HANA can be used as a data source from ASP. NET so I assume that it is the architecture.
Block #2: Data Streams
I decided to take a look at the data traffic traveling from server to client. Maybe, there were some interesting clues there.
A quick look at the returned data showed no OData or other typical HANA elements.
What was interesting is that the query to get the data demonstrates the amount of flexibility provided to end-users as a result of HANA. I’m waiting for the first mash-up that uses this API to create an NBA-related gambling site.
I then realized that this analysis on the client / browser was naive. Due to security concerns (“provide no details on internal technical architectures”, etc), the developer would probably never include any information on the internal use of HANA.
Note: After realizing that I would probably find no concrete evidence to help me understand the use of HANA in the app, I decided to return to the more productive realm of assumptions based on analysis of press reports / articles.
The NBA data in the HANA database
Once I accepted it as a given that the HANA database was being used on the site, I wanted to explore other interesting aspects of the HANA usage. For example, I was curious as to how the sporting data was being analyzed in the database.
I found an intriguing clue:
So how does this all work? The stats database is built on top of the official NBA play-by-play data that is tracked courtside during every game — this includes every point, rebound, assist, steal, block, turnover, missed shot, foul and substitution, the point in the game when each one these events occurred and which players were on the floor when it happened. [SOURCE]

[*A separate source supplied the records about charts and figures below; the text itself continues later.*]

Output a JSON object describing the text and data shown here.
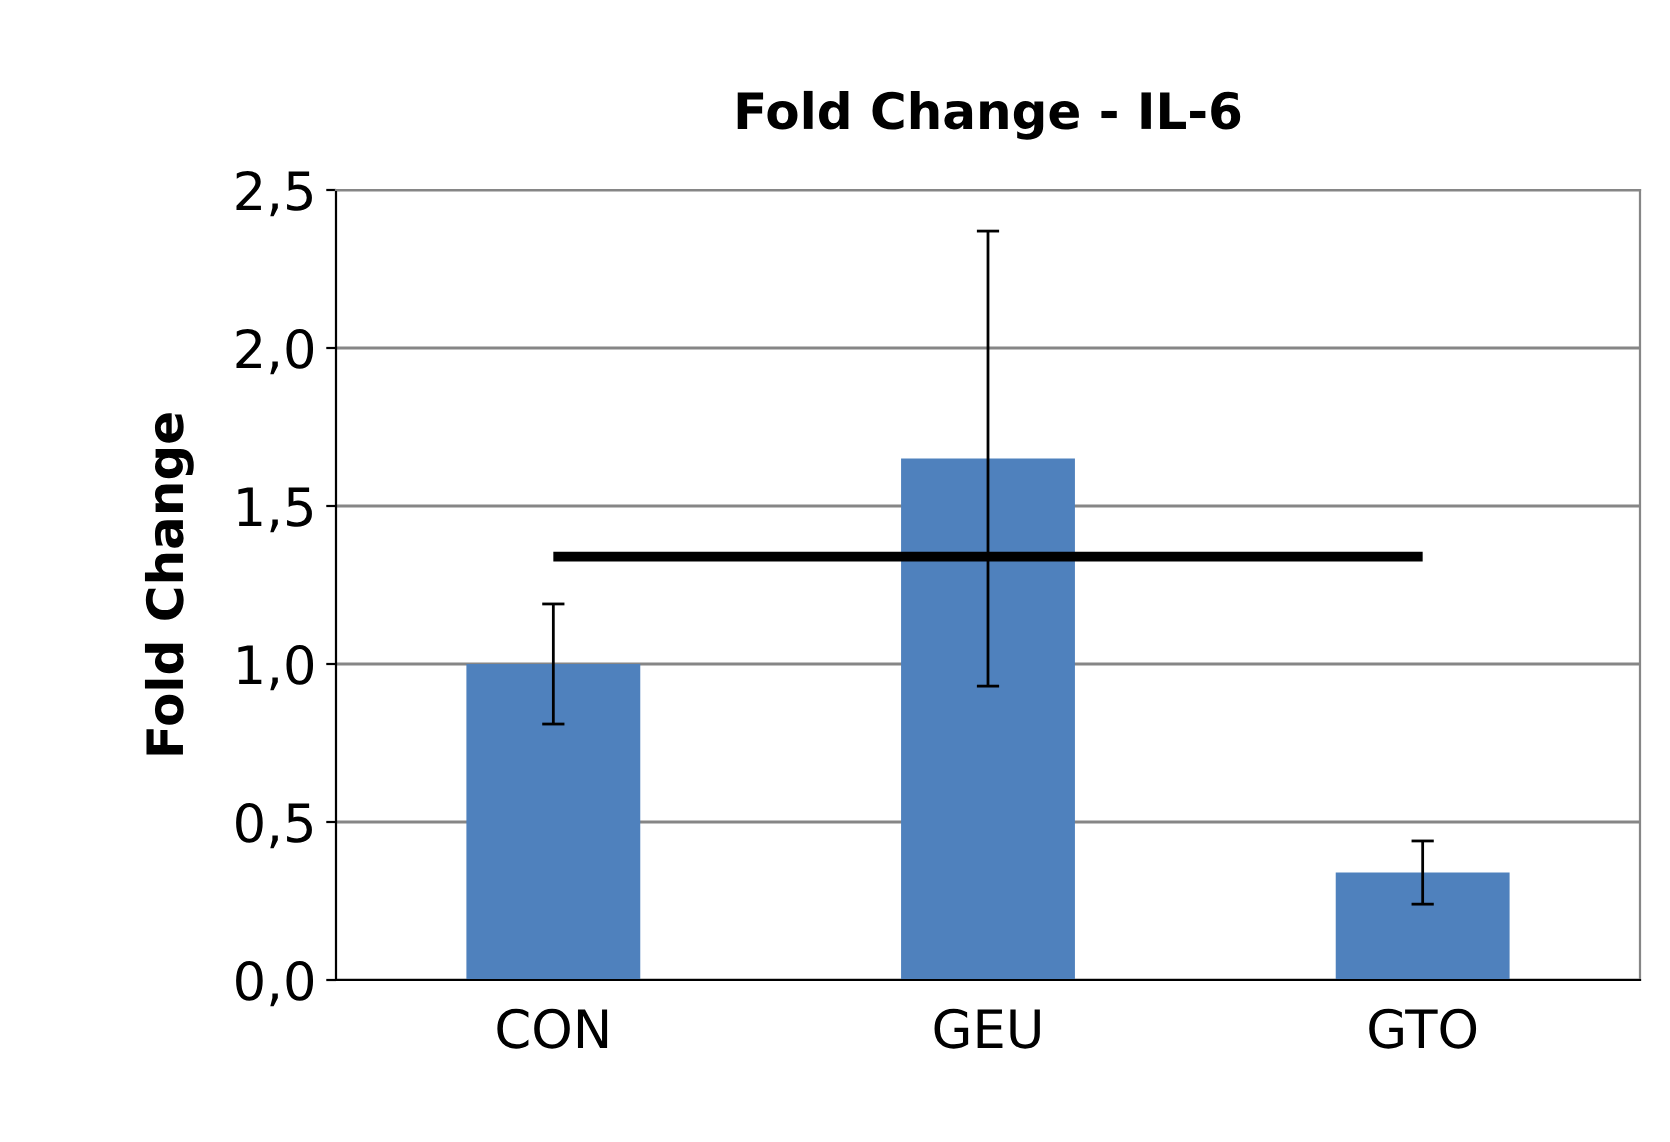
{
  "chart_data": {
    "type": "bar",
    "title": "Fold Change - IL-6",
    "ylabel": "Fold Change",
    "categories": [
      "CON",
      "GEU",
      "GTO"
    ],
    "values": [
      1.0,
      1.65,
      0.34
    ],
    "errors": [
      0.19,
      0.72,
      0.1
    ],
    "color": "#4f81bd",
    "ylim": [
      0,
      2.5
    ],
    "yticks": [
      {
        "value": 0,
        "label": "0,0"
      },
      {
        "value": 0.5,
        "label": "0,5"
      },
      {
        "value": 1.0,
        "label": "1,0"
      },
      {
        "value": 1.5,
        "label": "1,5"
      },
      {
        "value": 2.0,
        "label": "2,0"
      },
      {
        "value": 2.5,
        "label": "2,5"
      }
    ],
    "grid": "y",
    "ref_lines": [
      {
        "axis": "y",
        "value": 1.34,
        "color": "#000000"
      }
    ]
  }
}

Here is what NBA play-by-play data looks like:
This is the data that is available on the NBA stats site. The actual data used to populate the database might be even richer in details.

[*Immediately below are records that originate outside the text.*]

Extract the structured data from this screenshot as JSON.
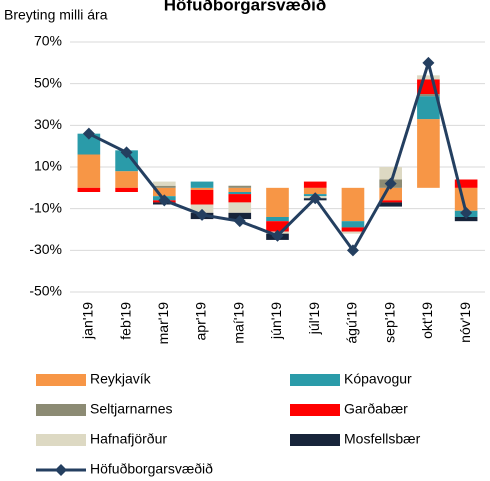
{
  "chart_data": {
    "type": "bar",
    "title": "Höfuðborgarsvæðið",
    "subtitle": "Breyting milli ára",
    "stacked": true,
    "grid": true,
    "categories": [
      "jan'19",
      "feb'19",
      "mar'19",
      "apr'19",
      "maí'19",
      "jún'19",
      "júl'19",
      "ágú'19",
      "sep'19",
      "okt'19",
      "nóv'19"
    ],
    "ylim": [
      -50,
      70
    ],
    "yticks": [
      {
        "value": -50,
        "label": "-50%"
      },
      {
        "value": -30,
        "label": "-30%"
      },
      {
        "value": -10,
        "label": "-10%"
      },
      {
        "value": 10,
        "label": "10%"
      },
      {
        "value": 30,
        "label": "30%"
      },
      {
        "value": 50,
        "label": "50%"
      },
      {
        "value": 70,
        "label": "70%"
      }
    ],
    "series": [
      {
        "name": "Reykjavík",
        "color": "#f79646",
        "values": [
          16,
          8,
          -4,
          -1,
          -2,
          -14,
          -3,
          -16,
          -6,
          33,
          -11
        ]
      },
      {
        "name": "Kópavogur",
        "color": "#2a9ba9",
        "values": [
          10,
          10,
          -2,
          3,
          -1,
          -2,
          -1,
          -3,
          0,
          11,
          -3
        ]
      },
      {
        "name": "Seltjarnarnes",
        "color": "#8c8b74",
        "values": [
          0,
          0,
          1,
          0,
          1,
          0,
          0,
          0,
          4,
          1,
          0
        ]
      },
      {
        "name": "Garðabær",
        "color": "#ff0000",
        "values": [
          -2,
          -2,
          -1,
          -7,
          -4,
          -5,
          3,
          -2,
          -1,
          7,
          4
        ]
      },
      {
        "name": "Hafnafjörður",
        "color": "#ddd9c3",
        "values": [
          0,
          0,
          2,
          -4,
          -5,
          -1,
          -1,
          -1,
          6,
          2,
          0
        ]
      },
      {
        "name": "Mosfellsbær",
        "color": "#17243a",
        "values": [
          0,
          0,
          -1,
          -3,
          -3,
          -3,
          -1,
          0,
          -2,
          0,
          -2
        ]
      },
      {
        "name": "Höfuðborgarsvæðið",
        "type": "line",
        "color": "#243f60",
        "values": [
          26,
          17,
          -6,
          -13,
          -16,
          -23,
          -5,
          -30,
          2,
          60,
          -12
        ]
      }
    ]
  }
}
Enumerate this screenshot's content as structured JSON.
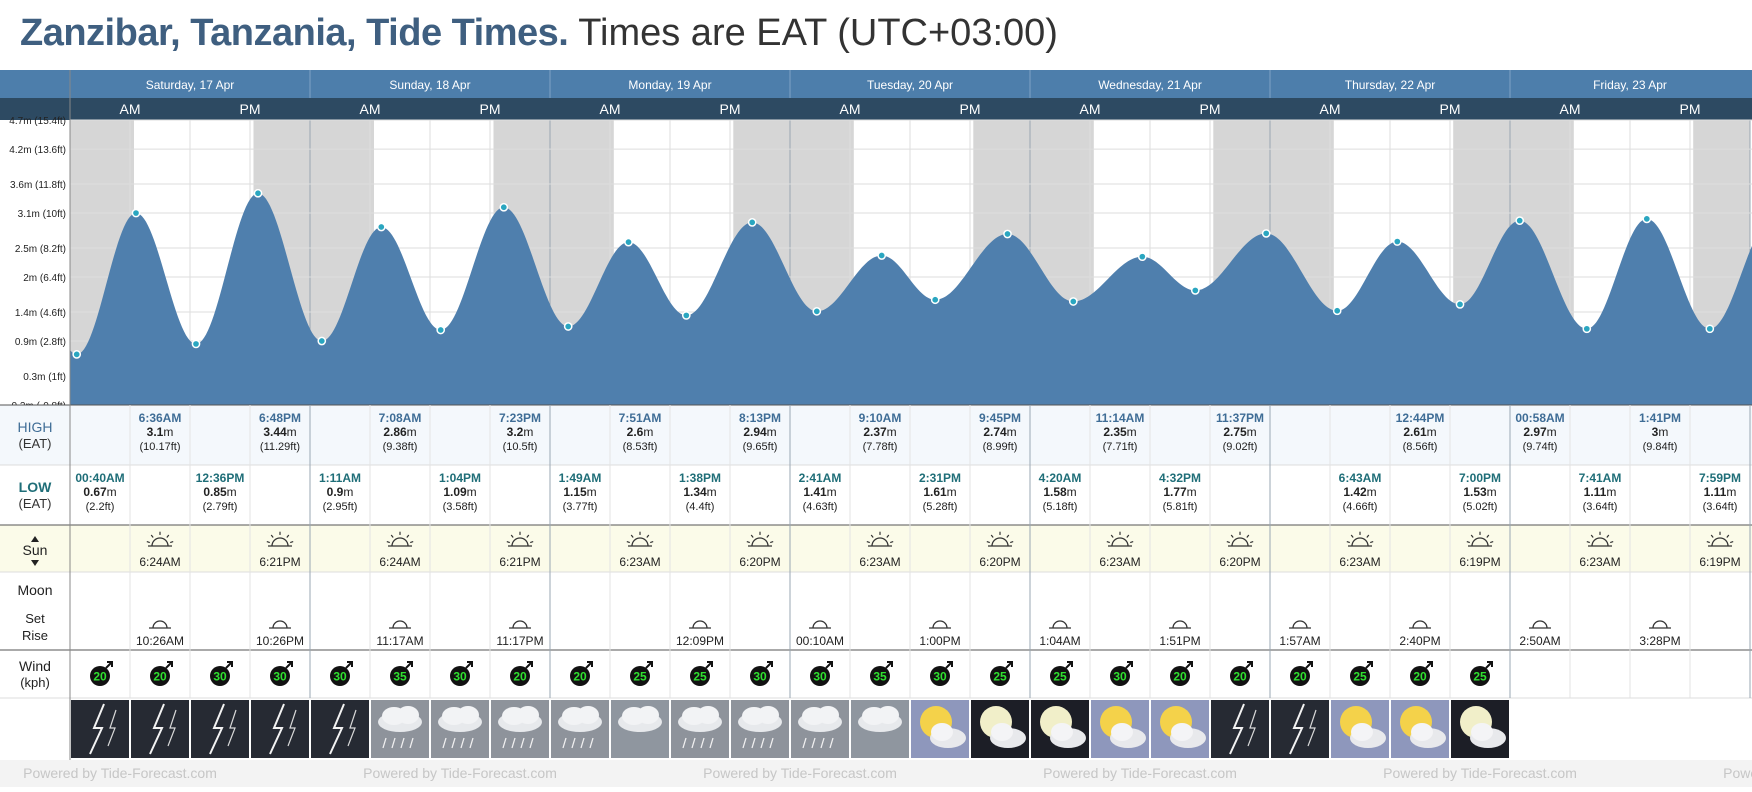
{
  "header": {
    "location": "Zanzibar, Tanzania, Tide Times.",
    "timezone_note": "Times are EAT (UTC+03:00)"
  },
  "days": [
    "Saturday, 17 Apr",
    "Sunday, 18 Apr",
    "Monday, 19 Apr",
    "Tuesday, 20 Apr",
    "Wednesday, 21 Apr",
    "Thursday, 22 Apr",
    "Friday, 23 Apr"
  ],
  "halves": [
    "AM",
    "PM"
  ],
  "row_labels": {
    "high": "HIGH",
    "high_sub": "(EAT)",
    "low": "LOW",
    "low_sub": "(EAT)",
    "sun": "Sun",
    "moon": "Moon",
    "moon_set": "Set",
    "moon_rise": "Rise",
    "wind": "Wind",
    "wind_sub": "(kph)"
  },
  "chart_data": {
    "type": "area",
    "title": "",
    "xlabel": "",
    "ylabel": "",
    "x_unit": "hours since Saturday 17 Apr 00:00 EAT",
    "ylim": [
      -0.2,
      4.7
    ],
    "y_ticks": [
      {
        "value": 4.7,
        "label": "4.7m (15.4ft)"
      },
      {
        "value": 4.2,
        "label": "4.2m (13.6ft)"
      },
      {
        "value": 3.6,
        "label": "3.6m (11.8ft)"
      },
      {
        "value": 3.1,
        "label": "3.1m (10ft)"
      },
      {
        "value": 2.5,
        "label": "2.5m (8.2ft)"
      },
      {
        "value": 2.0,
        "label": "2m (6.4ft)"
      },
      {
        "value": 1.4,
        "label": "1.4m (4.6ft)"
      },
      {
        "value": 0.9,
        "label": "0.9m (2.8ft)"
      },
      {
        "value": 0.3,
        "label": "0.3m (1ft)"
      },
      {
        "value": -0.2,
        "label": "-0.2m (-0.8ft)"
      }
    ],
    "grid": true,
    "tides": [
      {
        "type": "low",
        "time": "00:40AM",
        "h": 0.67,
        "m": "0.67",
        "ft": "(2.2ft)",
        "t": 0.67
      },
      {
        "type": "high",
        "time": "6:36AM",
        "h": 3.1,
        "m": "3.1",
        "ft": "(10.17ft)",
        "t": 6.6
      },
      {
        "type": "low",
        "time": "12:36PM",
        "h": 0.85,
        "m": "0.85",
        "ft": "(2.79ft)",
        "t": 12.6
      },
      {
        "type": "high",
        "time": "6:48PM",
        "h": 3.44,
        "m": "3.44",
        "ft": "(11.29ft)",
        "t": 18.8
      },
      {
        "type": "low",
        "time": "1:11AM",
        "h": 0.9,
        "m": "0.9",
        "ft": "(2.95ft)",
        "t": 25.18
      },
      {
        "type": "high",
        "time": "7:08AM",
        "h": 2.86,
        "m": "2.86",
        "ft": "(9.38ft)",
        "t": 31.13
      },
      {
        "type": "low",
        "time": "1:04PM",
        "h": 1.09,
        "m": "1.09",
        "ft": "(3.58ft)",
        "t": 37.07
      },
      {
        "type": "high",
        "time": "7:23PM",
        "h": 3.2,
        "m": "3.2",
        "ft": "(10.5ft)",
        "t": 43.38
      },
      {
        "type": "low",
        "time": "1:49AM",
        "h": 1.15,
        "m": "1.15",
        "ft": "(3.77ft)",
        "t": 49.82
      },
      {
        "type": "high",
        "time": "7:51AM",
        "h": 2.6,
        "m": "2.6",
        "ft": "(8.53ft)",
        "t": 55.85
      },
      {
        "type": "low",
        "time": "1:38PM",
        "h": 1.34,
        "m": "1.34",
        "ft": "(4.4ft)",
        "t": 61.63
      },
      {
        "type": "high",
        "time": "8:13PM",
        "h": 2.94,
        "m": "2.94",
        "ft": "(9.65ft)",
        "t": 68.22
      },
      {
        "type": "low",
        "time": "2:41AM",
        "h": 1.41,
        "m": "1.41",
        "ft": "(4.63ft)",
        "t": 74.68
      },
      {
        "type": "high",
        "time": "9:10AM",
        "h": 2.37,
        "m": "2.37",
        "ft": "(7.78ft)",
        "t": 81.17
      },
      {
        "type": "low",
        "time": "2:31PM",
        "h": 1.61,
        "m": "1.61",
        "ft": "(5.28ft)",
        "t": 86.52
      },
      {
        "type": "high",
        "time": "9:45PM",
        "h": 2.74,
        "m": "2.74",
        "ft": "(8.99ft)",
        "t": 93.75
      },
      {
        "type": "low",
        "time": "4:20AM",
        "h": 1.58,
        "m": "1.58",
        "ft": "(5.18ft)",
        "t": 100.33
      },
      {
        "type": "high",
        "time": "11:14AM",
        "h": 2.35,
        "m": "2.35",
        "ft": "(7.71ft)",
        "t": 107.23
      },
      {
        "type": "low",
        "time": "4:32PM",
        "h": 1.77,
        "m": "1.77",
        "ft": "(5.81ft)",
        "t": 112.53
      },
      {
        "type": "high",
        "time": "11:37PM",
        "h": 2.75,
        "m": "2.75",
        "ft": "(9.02ft)",
        "t": 119.62
      },
      {
        "type": "low",
        "time": "6:43AM",
        "h": 1.42,
        "m": "1.42",
        "ft": "(4.66ft)",
        "t": 126.72
      },
      {
        "type": "high",
        "time": "12:44PM",
        "h": 2.61,
        "m": "2.61",
        "ft": "(8.56ft)",
        "t": 132.73
      },
      {
        "type": "low",
        "time": "7:00PM",
        "h": 1.53,
        "m": "1.53",
        "ft": "(5.02ft)",
        "t": 139.0
      },
      {
        "type": "high",
        "time": "00:58AM",
        "h": 2.97,
        "m": "2.97",
        "ft": "(9.74ft)",
        "t": 144.97
      },
      {
        "type": "low",
        "time": "7:41AM",
        "h": 1.11,
        "m": "1.11",
        "ft": "(3.64ft)",
        "t": 151.68
      },
      {
        "type": "high",
        "time": "1:41PM",
        "h": 3.0,
        "m": "3",
        "ft": "(9.84ft)",
        "t": 157.68
      },
      {
        "type": "low",
        "time": "7:59PM",
        "h": 1.11,
        "m": "1.11",
        "ft": "(3.64ft)",
        "t": 163.98
      }
    ],
    "night_shading": [
      {
        "from": 0,
        "to": 6.4
      },
      {
        "from": 18.35,
        "to": 30.4
      },
      {
        "from": 42.35,
        "to": 54.38
      },
      {
        "from": 66.33,
        "to": 78.38
      },
      {
        "from": 90.33,
        "to": 102.38
      },
      {
        "from": 114.33,
        "to": 126.38
      },
      {
        "from": 138.32,
        "to": 150.38
      },
      {
        "from": 162.32,
        "to": 168
      }
    ]
  },
  "sun": [
    {
      "rise": "6:24AM",
      "set": "6:21PM"
    },
    {
      "rise": "6:24AM",
      "set": "6:21PM"
    },
    {
      "rise": "6:23AM",
      "set": "6:20PM"
    },
    {
      "rise": "6:23AM",
      "set": "6:20PM"
    },
    {
      "rise": "6:23AM",
      "set": "6:20PM"
    },
    {
      "rise": "6:23AM",
      "set": "6:19PM"
    },
    {
      "rise": "6:23AM",
      "set": "6:19PM"
    }
  ],
  "moon": [
    {
      "slot": 1,
      "time": "10:26AM"
    },
    {
      "slot": 3,
      "time": "10:26PM"
    },
    {
      "slot": 5,
      "time": "11:17AM"
    },
    {
      "slot": 7,
      "time": "11:17PM"
    },
    {
      "slot": 10,
      "time": "12:09PM"
    },
    {
      "slot": 12,
      "time": "00:10AM"
    },
    {
      "slot": 14,
      "time": "1:00PM"
    },
    {
      "slot": 16,
      "time": "1:04AM"
    },
    {
      "slot": 18,
      "time": "1:51PM"
    },
    {
      "slot": 20,
      "time": "1:57AM"
    },
    {
      "slot": 22,
      "time": "2:40PM"
    },
    {
      "slot": 24,
      "time": "2:50AM"
    },
    {
      "slot": 26,
      "time": "3:28PM"
    }
  ],
  "wind": [
    20,
    20,
    30,
    30,
    30,
    35,
    30,
    20,
    20,
    25,
    25,
    30,
    30,
    35,
    30,
    25,
    25,
    30,
    20,
    20,
    20,
    25,
    20,
    25
  ],
  "weather": [
    "storm",
    "storm",
    "storm",
    "storm",
    "storm",
    "rain",
    "rain",
    "rain",
    "rain",
    "cloud",
    "rain",
    "rain",
    "rain",
    "cloud",
    "partly-sunny",
    "partly-moon",
    "partly-moon",
    "partly-sunny",
    "partly-sunny",
    "storm",
    "storm",
    "partly-sunny",
    "partly-sunny",
    "partly-moon"
  ],
  "colors": {
    "header_band": "#4d7eab",
    "ampm_band": "#2d4a62",
    "tide_fill": "#4f7fad",
    "night": "#d6d6d6",
    "high_label": "#3f6d96",
    "low_label": "#1f6e78",
    "sun_bg": "#fbfbe9",
    "wind_badge": "#168a16"
  },
  "footer": {
    "watermark": "Powered by Tide-Forecast.com"
  }
}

This description of using play-by-play data rang a bell and reminded me of a recent SCN blog about a similar app for the NFL called “SAP NFL Media Center Analytics”
The NFL provided data in the form of playbooks that we used as a basis to create a play-by-play dataset. The playbooks are pretty much a verbal description of each game, which we analyzed and parsed into a fully defined, detailed dataset.
For the showcase historical data has been used. The original concept included real-time data from the Super Bowl. But since the application was mainly used in the media center in the week leading up to the game, this feature was not implemented. [SOURCE]
Thus, it appeared that both apps used what I might call non-traditional data sources.
How might this data populate the HANA database? A recent blog on HANA text analysis gives a possible explanation:
But from my perspective, one of the coolest new features in SPS05 is Text Analysis. The main goal of this new feature is to extract meaningful information from texts. In other words, companies can now process big volumes of data sources and extract meaningful information without having to read every single sentence. Now, what is meaningful information? The extraction process will identify the “who”, “what”, “where”, “when” and “how much” (among other things) from unstructured data and this way will enable you to enrich your structure data.
Now, I don’t know if this text analysis technology is really used on the NBA site but the visible bread crumbs lead us in this direction.
The shots I took looking for concrete evidence about HANA usage on the NBA site were all blocked. The shot I took that was based on an unhealthy assumption is still up in the air – I don’t know if it will be a swish or whether I have missed the backboard completely. The most important to remember is that a blocked shot doesn’t mean the end of the game – it means you need a new strategy to get past your opponent. Although some might consider a detailed analysis of press articles a waste of time, it is only when you combine the puzzle pieces from various sources that a picture often appears.